Carter Welch :: delta works ::

Poetry

Southern Legitimacy Statement: My father’s grandparents moved to Greenville, South Carolina when he was young. He visited them and noticed their accents changing. My mother grew up so far south in Michigan she could walk to the Indiana border. I grew up south of Canada, feeling its pressure always on my voice and manners. And I grew up south of Silver Beach, where tourists drown every summer.

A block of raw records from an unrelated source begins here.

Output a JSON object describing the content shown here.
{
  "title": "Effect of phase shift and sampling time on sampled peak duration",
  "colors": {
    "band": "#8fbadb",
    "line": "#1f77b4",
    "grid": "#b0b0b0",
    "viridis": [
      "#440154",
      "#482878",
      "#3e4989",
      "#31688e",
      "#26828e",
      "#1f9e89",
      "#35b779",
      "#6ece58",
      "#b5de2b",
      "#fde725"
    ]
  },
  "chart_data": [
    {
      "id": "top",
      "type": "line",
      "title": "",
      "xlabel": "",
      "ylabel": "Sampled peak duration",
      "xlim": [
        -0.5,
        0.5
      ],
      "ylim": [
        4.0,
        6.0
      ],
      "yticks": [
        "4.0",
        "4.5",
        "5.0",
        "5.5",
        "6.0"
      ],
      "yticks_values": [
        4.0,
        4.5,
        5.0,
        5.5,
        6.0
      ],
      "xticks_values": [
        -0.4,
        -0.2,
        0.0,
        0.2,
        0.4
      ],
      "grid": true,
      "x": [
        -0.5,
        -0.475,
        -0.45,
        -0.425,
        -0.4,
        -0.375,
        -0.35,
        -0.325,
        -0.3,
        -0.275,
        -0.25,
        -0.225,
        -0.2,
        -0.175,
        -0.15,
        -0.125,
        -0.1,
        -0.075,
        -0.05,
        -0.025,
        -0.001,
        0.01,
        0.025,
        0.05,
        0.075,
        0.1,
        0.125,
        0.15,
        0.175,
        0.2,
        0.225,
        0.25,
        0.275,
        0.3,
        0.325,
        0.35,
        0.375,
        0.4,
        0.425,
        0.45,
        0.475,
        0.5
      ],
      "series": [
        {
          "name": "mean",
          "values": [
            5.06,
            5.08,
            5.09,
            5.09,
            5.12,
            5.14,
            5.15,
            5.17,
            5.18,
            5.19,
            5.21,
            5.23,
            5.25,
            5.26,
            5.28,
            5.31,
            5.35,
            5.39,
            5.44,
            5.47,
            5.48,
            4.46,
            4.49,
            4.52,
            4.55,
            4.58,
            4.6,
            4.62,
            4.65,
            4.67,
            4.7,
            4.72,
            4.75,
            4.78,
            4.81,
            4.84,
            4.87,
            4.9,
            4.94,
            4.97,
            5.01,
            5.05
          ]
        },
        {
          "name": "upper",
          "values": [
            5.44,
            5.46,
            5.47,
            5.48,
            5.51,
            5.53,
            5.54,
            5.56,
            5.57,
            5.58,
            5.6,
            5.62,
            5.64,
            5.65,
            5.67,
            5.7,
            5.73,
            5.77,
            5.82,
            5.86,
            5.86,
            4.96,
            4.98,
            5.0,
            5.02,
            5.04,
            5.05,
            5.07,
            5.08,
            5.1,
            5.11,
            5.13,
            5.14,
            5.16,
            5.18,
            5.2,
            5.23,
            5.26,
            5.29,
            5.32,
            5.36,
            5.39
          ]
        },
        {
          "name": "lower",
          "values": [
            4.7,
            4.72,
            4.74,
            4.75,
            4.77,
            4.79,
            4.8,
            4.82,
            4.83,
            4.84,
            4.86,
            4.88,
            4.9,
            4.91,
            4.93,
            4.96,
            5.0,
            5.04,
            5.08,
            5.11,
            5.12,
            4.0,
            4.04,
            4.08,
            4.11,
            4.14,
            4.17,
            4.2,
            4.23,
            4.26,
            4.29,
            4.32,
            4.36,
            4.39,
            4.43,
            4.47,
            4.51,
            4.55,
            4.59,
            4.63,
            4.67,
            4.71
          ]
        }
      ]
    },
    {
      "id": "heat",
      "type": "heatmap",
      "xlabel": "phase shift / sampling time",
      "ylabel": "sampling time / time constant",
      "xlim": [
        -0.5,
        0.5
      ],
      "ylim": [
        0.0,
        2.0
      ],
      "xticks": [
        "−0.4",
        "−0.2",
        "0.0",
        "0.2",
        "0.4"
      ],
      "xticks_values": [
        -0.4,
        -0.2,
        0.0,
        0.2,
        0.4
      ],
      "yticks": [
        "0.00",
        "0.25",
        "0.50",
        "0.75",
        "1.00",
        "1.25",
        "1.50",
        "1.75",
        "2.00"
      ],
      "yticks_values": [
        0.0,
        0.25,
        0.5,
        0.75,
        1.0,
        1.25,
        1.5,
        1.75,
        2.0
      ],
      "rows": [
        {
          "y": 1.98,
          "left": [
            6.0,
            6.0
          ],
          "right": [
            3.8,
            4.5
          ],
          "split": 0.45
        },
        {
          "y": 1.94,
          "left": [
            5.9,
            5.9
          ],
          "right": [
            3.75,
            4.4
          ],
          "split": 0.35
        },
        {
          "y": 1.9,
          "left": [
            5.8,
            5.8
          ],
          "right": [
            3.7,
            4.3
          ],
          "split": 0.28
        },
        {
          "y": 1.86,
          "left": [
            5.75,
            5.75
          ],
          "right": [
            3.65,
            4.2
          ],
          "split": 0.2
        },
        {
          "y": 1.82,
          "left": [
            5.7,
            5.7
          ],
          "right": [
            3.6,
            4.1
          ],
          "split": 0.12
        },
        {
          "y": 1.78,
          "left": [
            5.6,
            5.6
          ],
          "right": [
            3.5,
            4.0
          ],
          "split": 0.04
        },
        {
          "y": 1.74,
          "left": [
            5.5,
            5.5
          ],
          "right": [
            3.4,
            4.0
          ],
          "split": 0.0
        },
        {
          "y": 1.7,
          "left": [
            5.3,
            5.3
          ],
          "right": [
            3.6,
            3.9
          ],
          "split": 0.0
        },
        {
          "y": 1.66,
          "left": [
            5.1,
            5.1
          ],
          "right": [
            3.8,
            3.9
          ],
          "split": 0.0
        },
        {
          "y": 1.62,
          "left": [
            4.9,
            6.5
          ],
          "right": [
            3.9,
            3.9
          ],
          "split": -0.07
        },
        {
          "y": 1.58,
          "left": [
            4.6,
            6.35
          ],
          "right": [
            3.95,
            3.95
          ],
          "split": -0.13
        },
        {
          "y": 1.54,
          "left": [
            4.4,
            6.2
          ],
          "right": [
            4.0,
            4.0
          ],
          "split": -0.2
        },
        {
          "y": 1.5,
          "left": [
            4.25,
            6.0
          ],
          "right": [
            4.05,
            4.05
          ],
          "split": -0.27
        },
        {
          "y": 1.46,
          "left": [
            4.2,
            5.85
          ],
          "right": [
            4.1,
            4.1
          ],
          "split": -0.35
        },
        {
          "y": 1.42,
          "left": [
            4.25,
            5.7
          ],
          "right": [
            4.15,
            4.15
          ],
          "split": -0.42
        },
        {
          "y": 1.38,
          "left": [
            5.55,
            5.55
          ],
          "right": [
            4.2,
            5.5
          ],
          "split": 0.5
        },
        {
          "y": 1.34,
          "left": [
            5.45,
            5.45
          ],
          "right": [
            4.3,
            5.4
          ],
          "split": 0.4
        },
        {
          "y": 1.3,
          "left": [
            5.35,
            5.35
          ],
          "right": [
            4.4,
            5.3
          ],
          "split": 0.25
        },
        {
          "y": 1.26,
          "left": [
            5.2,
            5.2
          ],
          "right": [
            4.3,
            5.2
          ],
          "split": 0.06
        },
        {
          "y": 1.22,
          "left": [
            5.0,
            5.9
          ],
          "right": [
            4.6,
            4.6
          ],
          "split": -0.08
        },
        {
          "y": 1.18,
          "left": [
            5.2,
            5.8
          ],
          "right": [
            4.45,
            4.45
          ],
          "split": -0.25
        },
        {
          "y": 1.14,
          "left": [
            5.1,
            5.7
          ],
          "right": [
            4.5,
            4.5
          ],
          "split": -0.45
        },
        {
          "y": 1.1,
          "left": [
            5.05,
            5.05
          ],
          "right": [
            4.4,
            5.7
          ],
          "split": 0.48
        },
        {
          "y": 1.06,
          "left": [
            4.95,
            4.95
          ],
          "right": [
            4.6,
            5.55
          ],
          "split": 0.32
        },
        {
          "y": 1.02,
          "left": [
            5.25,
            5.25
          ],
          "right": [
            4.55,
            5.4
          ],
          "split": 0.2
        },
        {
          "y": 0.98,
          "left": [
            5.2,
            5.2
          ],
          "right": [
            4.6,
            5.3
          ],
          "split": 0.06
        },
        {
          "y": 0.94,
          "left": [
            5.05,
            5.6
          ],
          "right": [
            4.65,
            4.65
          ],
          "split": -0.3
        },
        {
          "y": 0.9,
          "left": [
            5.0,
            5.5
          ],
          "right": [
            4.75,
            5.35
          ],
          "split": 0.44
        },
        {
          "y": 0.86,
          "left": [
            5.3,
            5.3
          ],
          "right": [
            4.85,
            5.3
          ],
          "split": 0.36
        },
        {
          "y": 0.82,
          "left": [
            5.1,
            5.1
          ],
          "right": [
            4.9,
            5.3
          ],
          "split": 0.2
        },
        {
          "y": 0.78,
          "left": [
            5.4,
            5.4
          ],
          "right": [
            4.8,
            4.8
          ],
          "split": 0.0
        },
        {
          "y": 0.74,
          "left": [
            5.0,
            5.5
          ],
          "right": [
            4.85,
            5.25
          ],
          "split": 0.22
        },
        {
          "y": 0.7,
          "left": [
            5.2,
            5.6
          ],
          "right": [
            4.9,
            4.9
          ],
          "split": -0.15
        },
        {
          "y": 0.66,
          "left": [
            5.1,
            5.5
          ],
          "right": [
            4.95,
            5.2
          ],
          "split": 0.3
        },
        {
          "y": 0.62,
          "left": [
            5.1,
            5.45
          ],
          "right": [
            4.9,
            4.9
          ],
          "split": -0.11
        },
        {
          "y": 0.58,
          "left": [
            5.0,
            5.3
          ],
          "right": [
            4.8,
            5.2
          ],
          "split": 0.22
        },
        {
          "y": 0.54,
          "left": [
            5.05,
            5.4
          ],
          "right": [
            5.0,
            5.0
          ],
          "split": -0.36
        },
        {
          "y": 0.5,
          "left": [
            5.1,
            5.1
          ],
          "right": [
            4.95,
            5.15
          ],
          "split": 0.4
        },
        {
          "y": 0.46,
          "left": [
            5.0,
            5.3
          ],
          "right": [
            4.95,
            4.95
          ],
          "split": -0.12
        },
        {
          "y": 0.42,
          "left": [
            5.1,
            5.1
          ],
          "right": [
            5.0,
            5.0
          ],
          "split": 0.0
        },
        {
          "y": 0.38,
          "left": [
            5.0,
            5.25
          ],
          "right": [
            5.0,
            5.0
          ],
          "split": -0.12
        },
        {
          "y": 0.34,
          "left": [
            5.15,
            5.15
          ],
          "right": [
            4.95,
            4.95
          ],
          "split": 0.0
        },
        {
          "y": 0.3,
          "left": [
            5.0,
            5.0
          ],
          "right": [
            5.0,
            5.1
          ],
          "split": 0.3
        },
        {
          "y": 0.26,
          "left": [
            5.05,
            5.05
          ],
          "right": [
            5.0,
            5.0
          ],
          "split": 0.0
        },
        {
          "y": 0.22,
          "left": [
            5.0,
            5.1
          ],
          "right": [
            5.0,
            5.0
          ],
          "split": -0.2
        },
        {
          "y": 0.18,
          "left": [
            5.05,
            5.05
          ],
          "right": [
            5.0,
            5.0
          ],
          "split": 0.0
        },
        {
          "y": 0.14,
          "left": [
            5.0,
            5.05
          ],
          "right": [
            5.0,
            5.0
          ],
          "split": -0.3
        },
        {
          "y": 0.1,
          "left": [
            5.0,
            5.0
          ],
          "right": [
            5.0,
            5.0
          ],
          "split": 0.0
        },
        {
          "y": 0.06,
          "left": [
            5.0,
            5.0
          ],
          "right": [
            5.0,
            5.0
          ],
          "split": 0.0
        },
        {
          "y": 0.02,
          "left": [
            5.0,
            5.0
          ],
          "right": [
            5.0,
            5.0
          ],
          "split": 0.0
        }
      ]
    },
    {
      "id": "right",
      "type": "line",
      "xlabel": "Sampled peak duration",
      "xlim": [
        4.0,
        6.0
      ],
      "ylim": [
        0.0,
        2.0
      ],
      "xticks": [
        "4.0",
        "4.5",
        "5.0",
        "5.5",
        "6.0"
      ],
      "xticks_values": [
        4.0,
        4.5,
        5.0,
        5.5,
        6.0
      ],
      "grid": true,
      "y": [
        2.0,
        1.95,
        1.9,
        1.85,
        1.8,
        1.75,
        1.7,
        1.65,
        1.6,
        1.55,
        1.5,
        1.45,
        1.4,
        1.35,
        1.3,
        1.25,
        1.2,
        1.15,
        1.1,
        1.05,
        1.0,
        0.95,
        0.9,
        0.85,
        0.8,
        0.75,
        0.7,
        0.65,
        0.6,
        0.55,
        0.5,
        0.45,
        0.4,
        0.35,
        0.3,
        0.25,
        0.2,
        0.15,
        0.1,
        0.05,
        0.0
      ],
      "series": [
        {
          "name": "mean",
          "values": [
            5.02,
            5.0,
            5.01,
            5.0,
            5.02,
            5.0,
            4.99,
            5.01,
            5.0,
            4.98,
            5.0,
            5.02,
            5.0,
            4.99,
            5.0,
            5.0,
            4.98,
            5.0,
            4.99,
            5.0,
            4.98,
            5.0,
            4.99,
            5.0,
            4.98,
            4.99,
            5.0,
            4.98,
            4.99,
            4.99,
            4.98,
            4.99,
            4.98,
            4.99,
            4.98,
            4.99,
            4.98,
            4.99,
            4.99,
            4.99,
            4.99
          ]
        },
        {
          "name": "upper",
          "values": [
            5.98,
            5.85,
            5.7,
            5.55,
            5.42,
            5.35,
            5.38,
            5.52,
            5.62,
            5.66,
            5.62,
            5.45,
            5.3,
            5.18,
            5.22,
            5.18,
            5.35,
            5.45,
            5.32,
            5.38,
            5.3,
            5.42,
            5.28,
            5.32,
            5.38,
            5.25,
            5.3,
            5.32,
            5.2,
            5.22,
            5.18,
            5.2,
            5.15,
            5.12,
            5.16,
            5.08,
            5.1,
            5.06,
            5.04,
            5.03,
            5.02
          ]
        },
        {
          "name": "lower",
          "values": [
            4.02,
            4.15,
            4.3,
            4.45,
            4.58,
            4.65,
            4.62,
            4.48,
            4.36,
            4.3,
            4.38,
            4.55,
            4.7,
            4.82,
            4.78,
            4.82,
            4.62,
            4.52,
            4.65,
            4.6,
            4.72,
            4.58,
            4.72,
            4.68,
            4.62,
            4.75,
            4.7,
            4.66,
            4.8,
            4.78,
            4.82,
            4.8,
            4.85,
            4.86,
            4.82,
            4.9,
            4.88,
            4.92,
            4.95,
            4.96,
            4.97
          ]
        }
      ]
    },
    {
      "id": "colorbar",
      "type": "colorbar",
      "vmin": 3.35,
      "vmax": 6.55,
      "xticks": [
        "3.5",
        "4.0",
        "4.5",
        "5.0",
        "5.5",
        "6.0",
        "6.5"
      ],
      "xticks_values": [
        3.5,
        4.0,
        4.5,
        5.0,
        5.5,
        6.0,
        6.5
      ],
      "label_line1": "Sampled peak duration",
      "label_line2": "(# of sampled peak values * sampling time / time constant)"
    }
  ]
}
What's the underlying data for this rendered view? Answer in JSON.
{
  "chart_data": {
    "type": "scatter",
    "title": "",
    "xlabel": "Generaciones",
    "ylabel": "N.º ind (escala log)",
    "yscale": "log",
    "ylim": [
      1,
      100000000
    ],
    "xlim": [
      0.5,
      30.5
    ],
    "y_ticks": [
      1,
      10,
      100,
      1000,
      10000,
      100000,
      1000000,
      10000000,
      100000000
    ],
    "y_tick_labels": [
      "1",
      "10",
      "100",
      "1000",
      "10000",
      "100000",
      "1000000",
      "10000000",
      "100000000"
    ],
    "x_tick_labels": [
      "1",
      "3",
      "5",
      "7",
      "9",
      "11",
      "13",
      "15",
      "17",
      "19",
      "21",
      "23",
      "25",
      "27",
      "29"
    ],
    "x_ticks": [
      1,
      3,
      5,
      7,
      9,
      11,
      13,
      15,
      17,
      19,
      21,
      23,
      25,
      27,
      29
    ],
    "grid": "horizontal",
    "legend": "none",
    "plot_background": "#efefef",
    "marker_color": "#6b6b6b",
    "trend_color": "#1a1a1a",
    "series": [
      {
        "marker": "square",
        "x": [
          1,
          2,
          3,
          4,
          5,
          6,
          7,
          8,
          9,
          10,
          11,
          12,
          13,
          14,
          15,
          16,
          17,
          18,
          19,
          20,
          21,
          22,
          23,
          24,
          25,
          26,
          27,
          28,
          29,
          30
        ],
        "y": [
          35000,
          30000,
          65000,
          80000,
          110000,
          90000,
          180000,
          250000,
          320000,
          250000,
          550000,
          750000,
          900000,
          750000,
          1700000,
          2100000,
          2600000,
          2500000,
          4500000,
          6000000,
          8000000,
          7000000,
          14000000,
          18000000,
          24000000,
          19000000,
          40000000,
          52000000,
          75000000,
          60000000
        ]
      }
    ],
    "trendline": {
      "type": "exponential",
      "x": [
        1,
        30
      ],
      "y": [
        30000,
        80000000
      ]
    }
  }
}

The northerly winds often leave their bodies, dead, on the southern beaches.

delta works

there is a story about oostkapelle
i often return to when i think about zeeland.
it’s about the dune grass there.
many years ago, the story goes,
a brother and sister grew tired of the floods
that upended their mother’s garden.
it was a humble display, where she grew radishes
and pears smaller than you’ve probably seen,
yet they were rich and pungent
and dazzling shades of rose and cream.
they stole some grass from the neighbor’s pasture,
braided it tight for days,
and placed it under the dunes.
long reeds sprouted and came alive
and the wind whistled through and
cast deceptive melodies and the
floods came gentler until one day
they never again appeared.

the car radio crackles as a supermarket
advocates for florida strawberries,
ebulliently red and devoid of any resemblance
to the sweet and delicate ones clinging to wild bushes.
i stopped buying them long ago.
i do not cross the tappan zee when it snows.
yet today began warm and golden
on the road to lake sebago.

i go there with my son to fish. i do not like
fishing and i wonder whether he does.
but the hills there let me forget where i live
and perhaps it does the same for him.
this morning i tell him the story of the
girl and the boy in oostkapelle. i hope he would
do the same for his other father. he says,
i would do it for you.

it begins to snow. i once drove often in the snow
and i still remember how. the traffic grows
dense and coagulated and the way down reads
tremendously far and a pickup ahead of me
loses his back feet and squirms right then left
into a sedan, then a tanker, then into me.
the railings, rusted and skinny, take a dent
from the tanker and are gone for me
and there we go, earth to water deep.
we rush, clear and serene,
wheels flailing toward the tappan zee.

i wish for a braided dune grass reed,
to hold my son’s hand and clasp mine upon
its just green tendons, to hang there in the
golden snow high above that forgotten sea.